= Ellsworth (surname) =

Ellsworth is a surname, originating in England prior to or around the 11th century A.D. in the Cambridgeshire area. The name comes from Elsworth, from the place-name (and family seat) which in turn was derived from the Old English name "Eli" and "worth", an Old English word for farm or homestead. The original spelling was Aylesworth. Many spelling variants are known to exist, including Ellesworth, Elsworth, Ellsworth, Elisworth, Ellisworth, Ellsworthy, Aylesworth, Aylsworth, etc. Ellsworth is by far the most common Americanized/"standard" spelling.

==Migration from Europe==
Records show a number of emigrants to the new world in the 17th century such as:

- Josiah Ellsworth, settled in New England, possibly the same as is mentioned as purchasing land in Connecticut in 1645,
- Sir John Ellsworth, arrived in Boston, Massachusetts, in 1629
- Jeremiah Ellsworth, arrived in Rowley, Massachusetts, in 1650
- Theophilus Ellsworth, arrived in New Amsterdam in 1652.

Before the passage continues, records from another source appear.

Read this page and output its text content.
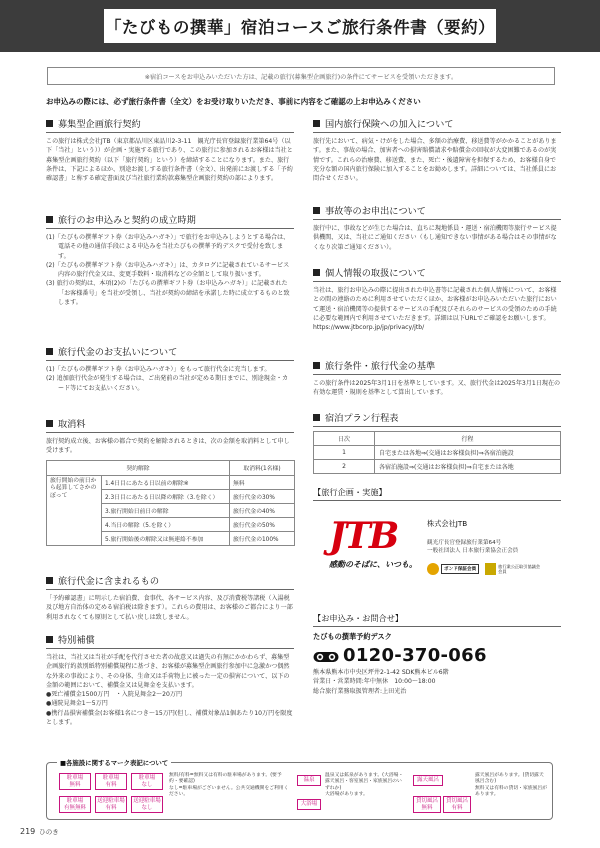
「たびもの撰華」宿泊コースご旅行条件書（要約）
※宿泊コースをお申込みいただいた方は、記載の旅行(募集型企画旅行)の条件にてサービスを受領いただきます。
お申込みの際には、必ず旅行条件書（全文）をお受け取りいただき、事前に内容をご確認の上お申込みください
募集型企画旅行契約
この旅行は株式会社JTB（東京都品川区東品川2-3-11　観光庁長官登録旅行業第64号（以下「当社」という））が企画・実施する旅行であり、この旅行に参加されるお客様は当社と募集型企画旅行契約（以下「旅行契約」という）を締結することになります。また、旅行条件は、下記によるほか、別途お渡しする旅行条件書（全文）、出発前にお渡しする「予約確認書」と称する確定書面及び当社旅行業約款募集型企画旅行契約の部によります。
旅行のお申込みと契約の成立時期
(1)「たびもの撰華ギフト券（お申込みハガキ）」で旅行をお申込みしようとする場合は、電話その他の通信手段による申込みを当社たびもの撰華予約デスクで受付を致します。
(2)「たびもの撰華ギフト券（お申込みハガキ）」は、カタログに記載されているサービス内容の旅行代金又は、変更手数料・取消料などの全額として取り扱います。
(3) 旅行の契約は、本項(2)の「たびもの撰華ギフト券（お申込みハガキ）」に記載された「お客様番号」を当社が受領し、当社が契約の締結を承諾した時に成立するものと致します。
旅行代金のお支払いについて
(1)「たびもの撰華ギフト券（お申込みハガキ）」をもって旅行代金に充当します。
(2) 追加旅行代金が発生する場合は、ご出発前の当社が定める期日までに、別途現金・カード等にてお支払いください。
取消料
旅行契約成立後、お客様の都合で契約を解除されるときは、次の金額を取消料として申し受けます。
契約解除		取消料(1名様)
旅行開始の前日から起算してさかのぼって	1.4日目にあたる日以前の解除※	無料
	2.3日目にあたる日以降の解除（3.を除く）	旅行代金の30%
	3.旅行開始日前日の解除	旅行代金の40%
	4.当日の解除（5.を除く）	旅行代金の50%
	5.旅行開始後の解除又は無連絡不参加	旅行代金の100%
旅行代金に含まれるもの
「予約確認書」に明示した宿泊費、食事代、各サービス内容、及び消費税等諸税（入湯税及び地方自治体の定める宿泊税は除きます）。これらの費用は、お客様のご都合により一部利用されなくても原則として払い戻しは致しません。
特別補償
当社は、当社又は当社が手配を代行させた者の故意又は過失の有無にかかわらず、募集型企画旅行約款別紙特別補償規程に基づき、お客様が募集型企画旅行参加中に急激かつ偶然な外来の事故により、その身体、生命又は手荷物上に被った一定の損害について、以下の金額の範囲において、補償金又は見舞金を支払います。
●死亡補償金1500万円　・入院見舞金2〜20万円
●通院見舞金1〜5万円
●携行品損害補償金(お客様1名につき〜15万円(但し、補償対象品1個あたり10万円を限度とします。
国内旅行保険への加入について
旅行先において、病気・けがをした場合、多額の治療費、移送費等がかかることがあります。また、事故の場合、加害者への損害賠償請求や賠償金の回収が大変困難であるのが実情です。これらの治療費、移送費、また、死亡・後遺障害を担保するため、お客様自身で充分な額の国内旅行保険に加入することをお勧めします。詳細については、当社係員にお問合せください。
事故等のお申出について
旅行中に、事故などが生じた場合は、直ちに現地係員・運送・宿泊機関等旅行サービス提供機関、又は、当社にご通知ください（もし通知できない事情がある場合はその事情がなくなり次第ご通知ください）。
個人情報の取扱について
当社は、旅行お申込みの際に提出された申込書等に記載された個人情報について、お客様との間の連絡のために利用させていただくほか、お客様がお申込みいただいた旅行において運送・宿泊機関等の提供するサービスの手配及びそれらのサービスの受領のための手続に必要な範囲内で利用させていただきます。詳細は以下URLでご確認をお願いします。
https://www.jtbcorp.jp/jp/privacy/jtb/
旅行条件・旅行代金の基準
この旅行条件は2025年3月1日を基準としています。又、旅行代金は2025年3月1日現在の有効な運賃・規則を基準として算出しています。
宿泊プラン行程表
日次	行程
1	自宅または各地⇒(交通はお客様負担)⇒各宿泊施設
2	各宿泊施設⇒(交通はお客様負担)⇒自宅または各地
【旅行企画・実施】
JTB
感動のそばに、いつも。
株式会社JTB
観光庁長官登録旅行業第64号
一般社団法人 日本旅行業協会正会員
ボンド保証会員
旅行業公正取引協議会会員
【お申込み・お問合せ】
たびもの撰華予約デスク
0120-370-066
熊本県熊本市中央区坪井2-1-42 SDK熊本ビル6階
営業日・営業時間:年中無休　10:00〜18:00
総合旅行業務取扱管理者:上田光治
■各施設に関するマーク表記について
駐車場
無料
駐車場
有料
駐車場
なし
駐車場
有無無料
送迎駐車場
有料
送迎駐車場
なし
無料/有料=無料又は有料の駐車場があります。(要予約・要確認)
なし=駐車場がございません。公共交通機関をご利用ください。
温泉
大浴場
温泉又は鉱泉があります。(大浴場・露天風呂・客室風呂・家族風呂のいずれか)
大浴場があります。
露天風呂
貸切風呂
無料
貸切風呂
有料
露天風呂があります。(貸切露天風呂含む)
無料又は有料の貸切・家族風呂があります。
219 ひのき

Notable people with the surname include:

- Bobby Ellsworth (born 1959, Bobby "Blitz" Ellsworth), vocalist for the thrash metal band Overkill
- Brad Ellsworth (born 1958), U.S. Representative from Indiana
- Charles C. Ellsworth (1824–1899), U.S. Representative from Michigan
- Dick Ellsworth (1940–2022), Major League baseball pitcher
- Edmund Ellsworth, (1819–1893) LDS pioneer, Captain of the First Handcart Company
- Colonel Elmer E. Ellsworth, (1837–1861) friend of Abraham Lincoln often called the "first conspicuous casualty" of the American Civil War
- Harris Ellsworth (1899–1986), U.S. Representative from Oregon (1943–1957), chairman of U.S. Civil Service Commission (1957–1959), University of Oregon School of Journalism Hall of Achievement.
- James Ellsworth (1849–1925), Lincoln Ellsworth's father, noted banker who helped finance Roald Amundsen's polar 1925 North Pole expedition, coal mine owner, and benefactor of the city of Hudson, Ohio and the Western Reserve Academy
- James Ellsworth (wrestler) (born 1984), American wrestler
- Jason Ellsworth, American politician
- Jeri Ellsworth (born 1974), computer chip designer
- Lincoln Ellsworth (1880–1951), American polar explorer and benefactor of the American Museum of Natural History
- Oliver Ellsworth (1745–1807), 3rd Chief Justice of the U.S. Supreme Court, Founding Father of the United States
- Richard E. Ellsworth (c. 1911 – March 18, 1953), World War II pilot and USAF commander during the early part of the Cold War
- Robert Fred Ellsworth (1926–2011), U.S. Representative from Kansas and U.S. Ambassador to NATO
- Robert H. Ellsworth (1929–2014), American dealer of Asian art.
- Stukely Ellsworth (1769–1837), New York politician
- Warren Ellsworth (1950–1993), American operatic tenor
- William W. Ellsworth (1791–1868), American attorney and politician, governor of Connecticut

It has also become a first name (e.g. Ellsworth Kelly) and a place name in the United States such as Ellsworth Air Force Base, Ellsworth, South Dakota, Ellsworth, Maine, Ellsworth, Kansas, etc.